THIS is a beautiful moonlight evening, but you would rather listen to me than bark at the moon?
All right; I don’t mind talking when I have good listeners, but to try to tell a story and be constantly reminded that those to whom you talk are thinking of something else, is not pleasant.
What shall I talk about to-night?
“Something concerning our relatives away back?”
So you want to know what kind of blood there is in our veins? That is an interesting theme for some, and why not for us?
It is not three days since I heard our master boast that he had descended from the Pilgrim Fathers. We do not all claim to be related, but we are of one family now, and so interested in each other.
I like to think that some of my relatives have done good and been faithful; so I think I will tell you what one of my great-great-great-uncles did a long time ago.
His name was Sport, and at the time to which I refer he lived with a man by the name of Stillman.
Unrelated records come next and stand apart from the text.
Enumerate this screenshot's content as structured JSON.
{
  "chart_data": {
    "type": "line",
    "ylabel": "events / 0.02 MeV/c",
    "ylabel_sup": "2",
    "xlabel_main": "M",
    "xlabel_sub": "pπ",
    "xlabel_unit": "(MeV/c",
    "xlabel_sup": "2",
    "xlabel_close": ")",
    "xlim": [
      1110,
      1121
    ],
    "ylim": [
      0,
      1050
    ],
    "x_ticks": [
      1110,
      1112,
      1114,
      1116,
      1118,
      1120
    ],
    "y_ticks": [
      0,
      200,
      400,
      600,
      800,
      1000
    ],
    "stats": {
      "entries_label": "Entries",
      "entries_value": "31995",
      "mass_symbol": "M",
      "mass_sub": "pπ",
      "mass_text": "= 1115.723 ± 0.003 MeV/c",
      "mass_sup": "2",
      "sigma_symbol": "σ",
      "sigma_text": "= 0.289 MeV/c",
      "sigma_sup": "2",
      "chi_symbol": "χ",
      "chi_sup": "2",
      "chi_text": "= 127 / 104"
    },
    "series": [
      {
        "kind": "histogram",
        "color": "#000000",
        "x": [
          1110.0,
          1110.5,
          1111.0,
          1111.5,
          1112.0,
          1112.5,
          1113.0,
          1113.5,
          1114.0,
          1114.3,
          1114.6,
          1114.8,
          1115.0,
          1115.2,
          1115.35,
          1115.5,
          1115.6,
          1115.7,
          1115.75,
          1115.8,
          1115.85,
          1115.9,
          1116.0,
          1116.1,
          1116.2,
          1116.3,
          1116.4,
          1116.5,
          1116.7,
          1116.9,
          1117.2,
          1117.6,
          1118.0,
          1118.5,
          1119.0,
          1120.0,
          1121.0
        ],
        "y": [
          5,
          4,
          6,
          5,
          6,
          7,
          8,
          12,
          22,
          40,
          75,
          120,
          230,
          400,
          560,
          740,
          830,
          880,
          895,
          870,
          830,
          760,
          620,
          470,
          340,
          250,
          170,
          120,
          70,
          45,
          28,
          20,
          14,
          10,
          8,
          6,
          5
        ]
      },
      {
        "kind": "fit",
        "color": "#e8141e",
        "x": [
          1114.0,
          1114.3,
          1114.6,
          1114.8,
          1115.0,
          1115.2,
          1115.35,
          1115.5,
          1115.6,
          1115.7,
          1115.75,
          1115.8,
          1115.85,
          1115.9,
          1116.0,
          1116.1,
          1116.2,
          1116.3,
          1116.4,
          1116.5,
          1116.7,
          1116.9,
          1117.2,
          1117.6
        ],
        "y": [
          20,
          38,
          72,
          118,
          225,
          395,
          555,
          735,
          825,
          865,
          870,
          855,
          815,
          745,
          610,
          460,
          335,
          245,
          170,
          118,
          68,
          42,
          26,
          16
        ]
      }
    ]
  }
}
He was thought much of for hunting, and because of his skill in this direction he had a chance to earn the reputation which so many envied; that is, to earn it in just the way he did.
I want my young friends to remember that the way is always open for any dog to get a good name if he will only try. Why, even a little insignificant poodle can be of use. There is our neighbor, Mr. Fellows; he had two or three dog sentinels all about his place, and the other night a man got clear to his front door, and none of these big fellows said or knew any thing of it; but the moment the man reached the door little Tip, the poodle, notified the whole house.
Well, this dog Sport was taken by his master, one fall, away off into the wood. They went miles and miles beyond where anybody pretended to live, and there in a little hut they staid for days and days, the master hunting and fishing and resting.